Por Frei
Betto
Se você já não enxerga perspectiva de futuro, despreza políticos e a política,
recolhe-se à sua esfera privada, é sinal de que lhe roubaram a esperança.
Se já não suporta o noticiário, acredita que a espécie humana deu errado e
todas as libertações resultam em opressões, saiba que lhe roubaram a esperança.
Se destila ódio nas redes digitais, desconfia de todos que proferem discursos
sobre ética e preservação do meio ambiente, e confia apenas em sua conta
bancária, esteja certo, roubaram-lhe a esperança.
Se não curte mais sonhos de um futuro melhor, não injeta utopia na veia e não
assume seu protagonismo como cidadão, preferindo se isolar em sua redoma de
cristal, é sinal de que lhe roubaram a esperança.
Os amigos de Jó tudo argumentaram para que ele abdicasse da esperança. Como
teimava em mantê-la acesa se havia perdido terras, riquezas e família? Jó não
introjetou a culpa, não jogou sobre os ombros de outrem os males que o afligiam,
não abominou os revezes que o acometeram.
Reza o poema de Franz Wright, inspirado na prece da poeta persa Rabi’a
al-Adawiyya, “Deus, se pronuncio meu amor por você por medo do inferno,
incinere-me nele; / se pronuncio meu amor por ansiar pelo paraíso, feche-o em
minha face. / Mas se com você eu falo apenas porque você existe, pare / de
esconder de mim sua / infinita beleza.”
Nessa gratuidade da fé, da esperança e do amor é que Jó se sentiu recompensado
ao contemplar a infinita beleza: “Te conhecia só por ouvir dizer. Mas, agora,
meus olhos te viram” (42, 5).
Como escreveu Spinoza em seu “Tratado teológico político”, “um povo livre se
guia pela esperança mais do que pelo medo; o que está oprimido se guia mais
pelo medo do que pela esperança. Um almeja cultivar a sua vida. O outro,
suportar o opressor. Ao primeiro, eu chamo livre. Ao segundo, chamo servo.”
Você, como eu, é vítima de promessas que se transformaram em ilusões que
desembocaram em frustrações. Nem por isso admito que me roubem a esperança.
O segredo? Simples. Não me prendo ao aqui e agora. Olho as contradições do
passado, marcado por retrocessos e avanços. Quantas batalhas perdidas
resultaram em guerras vitoriosas? E quantos imperadores, senhores da vida e da
morte, dos Césares a Átila, o huno; de Napoleão a Hitler; acabaram enxovalhados
pela história?
Encaro o futuro em longo prazo. Sei que não participarei da colheita, mas faço
questão de morrer semente.
Não creio em discursos nem amarro a minha esperança no paraquedas de algum
avatar que promete salvação em curto prazo. Exijo programas e projetos, e julgo
seus portadores por critérios rígidos. Procuro conhecer-lhes a vida pregressa,
o compromisso com os movimentos sociais, sua ética e valores.

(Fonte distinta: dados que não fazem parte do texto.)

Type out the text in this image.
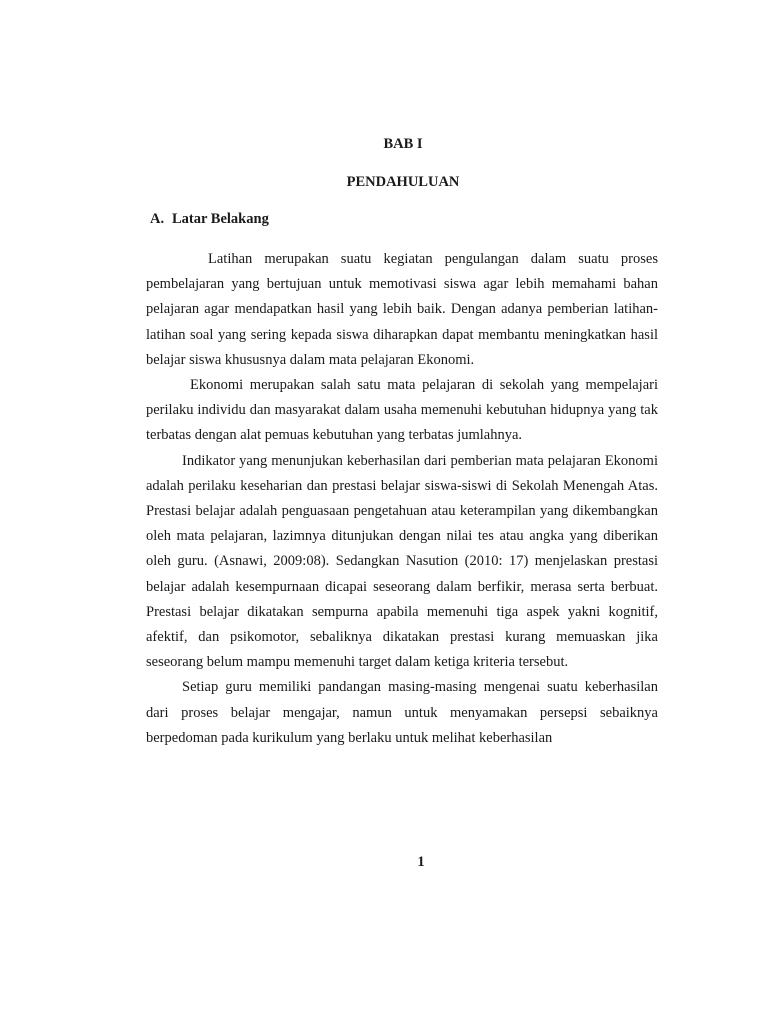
BAB I
PENDAHULUAN
A. Latar Belakang

Latihan merupakan suatu kegiatan pengulangan dalam suatu proses pembelajaran yang bertujuan untuk memotivasi siswa agar lebih memahami bahan pelajaran agar mendapatkan hasil yang lebih baik. Dengan adanya pemberian latihan-latihan soal yang sering kepada siswa diharapkan dapat membantu meningkatkan hasil belajar siswa khususnya dalam mata pelajaran Ekonomi.

Ekonomi merupakan salah satu mata pelajaran di sekolah yang mempelajari perilaku individu dan masyarakat dalam usaha memenuhi kebutuhan hidupnya yang tak terbatas dengan alat pemuas kebutuhan yang terbatas jumlahnya.

Indikator yang menunjukan keberhasilan dari pemberian mata pelajaran Ekonomi adalah perilaku keseharian dan prestasi belajar siswa-siswi di Sekolah Menengah Atas. Prestasi belajar adalah penguasaan pengetahuan atau keterampilan yang dikembangkan oleh mata pelajaran, lazimnya ditunjukan dengan nilai tes atau angka yang diberikan oleh guru. (Asnawi, 2009:08). Sedangkan Nasution (2010: 17) menjelaskan prestasi belajar adalah kesempurnaan dicapai seseorang dalam berfikir, merasa serta berbuat. Prestasi belajar dikatakan sempurna apabila memenuhi tiga aspek yakni kognitif, afektif, dan psikomotor, sebaliknya dikatakan prestasi kurang memuaskan jika seseorang belum mampu memenuhi target dalam ketiga kriteria tersebut.

Setiap guru memiliki pandangan masing-masing mengenai suatu keberhasilan dari proses belajar mengajar, namun untuk menyamakan persepsi sebaiknya berpedoman pada kurikulum yang berlaku untuk melihat keberhasilan

1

Sei que o futuro será o que fizermos no presente. Não espero milagres. Arregaço
as mangas, convicto de que “quem sabe faz a hora, não espera acontecer”.

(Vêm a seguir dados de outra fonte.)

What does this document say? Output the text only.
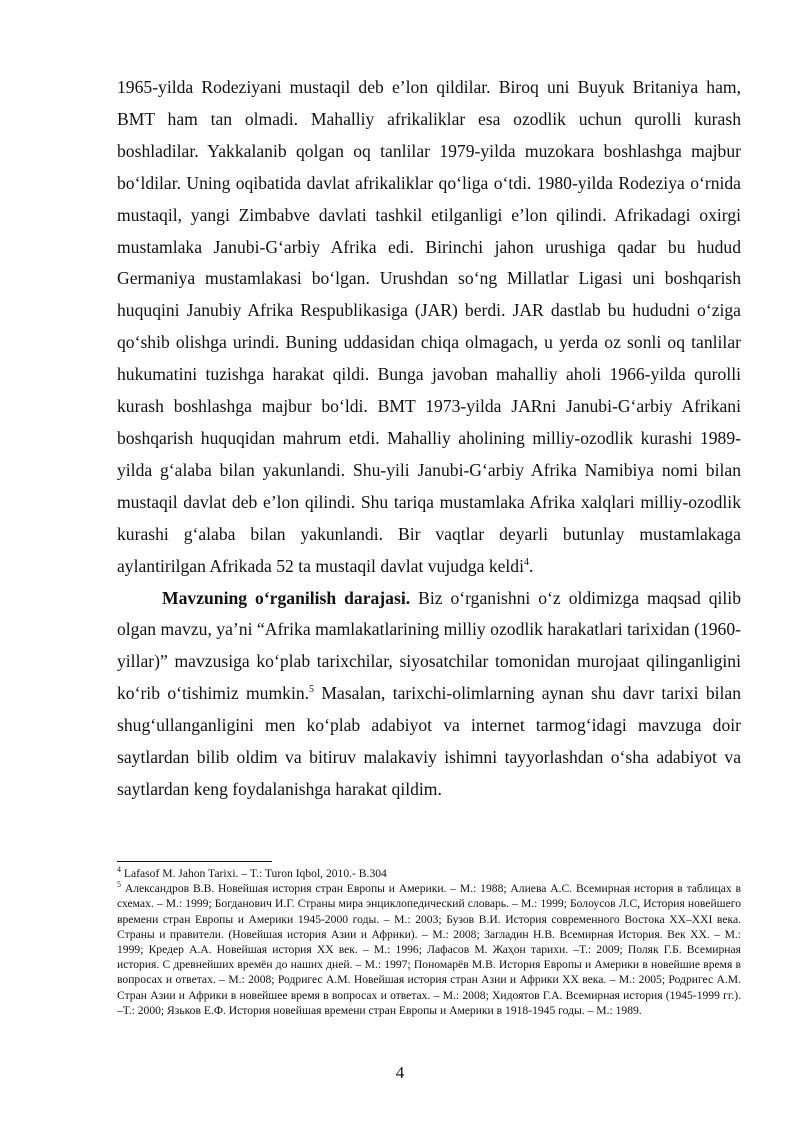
1965-yilda Rodeziyani mustaqil deb e’lon qildilar. Biroq uni Buyuk Britaniya ham, BMT ham tan olmadi. Mahalliy afrikaliklar esa ozodlik uchun qurolli kurash boshladilar. Yakkalanib qolgan oq tanlilar 1979-yilda muzokara boshlashga majbur bo‘ldilar. Uning oqibatida davlat afrikaliklar qo‘liga o‘tdi. 1980-yilda Rodeziya o‘rnida mustaqil, yangi Zimbabve davlati tashkil etilganligi e’lon qilindi. Afrikadagi oxirgi mustamlaka Janubi-G‘arbiy Afrika edi. Birinchi jahon urushiga qadar bu hudud Germaniya mustamlakasi bo‘lgan. Urushdan so‘ng Millatlar Ligasi uni boshqarish huquqini Janubiy Afrika Respublikasiga (JAR) berdi. JAR dastlab bu hududni o‘ziga qo‘shib olishga urindi. Buning uddasidan chiqa olmagach, u yerda oz sonli oq tanlilar hukumatini tuzishga harakat qildi. Bunga javoban mahalliy aholi 1966-yilda qurolli kurash boshlashga majbur bo‘ldi. BMT 1973-yilda JARni Janubi-G‘arbiy Afrikani boshqarish huquqidan mahrum etdi. Mahalliy aholining milliy-ozodlik kurashi 1989-yilda g‘alaba bilan yakunlandi. Shu-yili Janubi-G‘arbiy Afrika Namibiya nomi bilan mustaqil davlat deb e’lon qilindi. Shu tariqa mustamlaka Afrika xalqlari milliy-ozodlik kurashi g‘alaba bilan yakunlandi. Bir vaqtlar deyarli butunlay mustamlakaga aylantirilgan Afrikada 52 ta mustaqil davlat vujudga keldi$^4$.

Mavzuning o‘rganilish darajasi. Biz o‘rganishni o‘z oldimizga maqsad qilib olgan mavzu, ya’ni “Afrika mamlakatlarining milliy ozodlik harakatlari tarixidan (1960-yillar)” mavzusiga ko‘plab tarixchilar, siyosatchilar tomonidan murojaat qilinganligini ko‘rib o‘tishimiz mumkin.$^5$ Masalan, tarixchi-olimlarning aynan shu davr tarixi bilan shug‘ullanganligini men ko‘plab adabiyot va internet tarmog‘idagi mavzuga doir saytlardan bilib oldim va bitiruv malakaviy ishimni tayyorlashdan o‘sha adabiyot va saytlardan keng foydalanishga harakat qildim.

$^4$ Lafasof M. Jahon Tarixi. – T.: Turon Iqbol, 2010.- B.304

$^5$ Александров В.В. Новейшая история стран Европы и Америки. – М.: 1988; Алиева А.С. Всемирная история в таблицах в схемах. – М.: 1999; Богданович И.Г. Страны мира энциклопедический словарь. – М.: 1999; Болоусов Л.С, История новейшего времени стран Европы и Америки 1945-2000 годы. – М.: 2003; Бузов В.И. История современного Востока XX–XXI века. Страны и правители. (Новейшая история Азии и Африки). – М.: 2008; Загладин Н.В. Всемирная История. Век XX. – М.: 1999; Кредер А.А. Новейшая история XX век. – М.: 1996; Лафасов М. Жаҳон тарихи. –Т.: 2009; Поляк Г.Б. Всемирная история. С древнейших времён до наших дней. – М.: 1997; Пономарёв М.В. История Европы и Америки в новейшие время в вопросах и ответах. – М.: 2008; Родригес А.М. Новейшая история стран Азии и Африки XX века. – М.: 2005; Родригес А.М. Стран Азии и Африки в новейшее время в вопросах и ответах. – М.: 2008; Хидоятов Г.А. Всемирная история (1945-1999 гг.). –Т.: 2000; Язьков Е.Ф. История новейшая времени стран Европы и Америки в 1918-1945 годы. – М.: 1989.

4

A esperança é uma virtude teologal. A fé crê; o amor acolhe; a esperança
constrói. Assim como o caminho se faz ao caminhar, a esperança se tece como o
alvorecer no poema de João Cabral de Melo Neto: "Um galo sozinho não tece
a manhã: / ele precisará sempre de outros galos. / De um que apanhe esse grito
que ele / e o lance a outro: de outro galo / que apanhe o grito que um galo
antes / e o lance a outro; e de outros galos / que com muitos outros galos se
cruzam / os fios de sol de seus gritos de galo / para que a manhã, desde uma
tela tênue, / se vá tecendo, entre todos os galos.”
Gosto do verbo esperançar – estender o fio de Ariadne que nos conduz a todos
para fora do labirinto. É um esforço coletivo, uma ação comunitária, um mutirão
que nos irmana na certeza de que de dentro da pedra corre o filete de água que
forma o córrego, faz o riacho, vira rio e rasga a terra, rega campos, alimenta
ribeirinhos, até se somar ao leito do oceano.
Como diz Mário Quintana em “Das utopias”, “Se as coisas são inatingíveis...
ora! / Não é motivo para não querê-las... / Que tristes os caminhos, se não
fora / A mágica presença das estrelas!”
Frei Betto
é escritor, autor de “Ofício de escrever” (Anfiteatro), entre outros livros.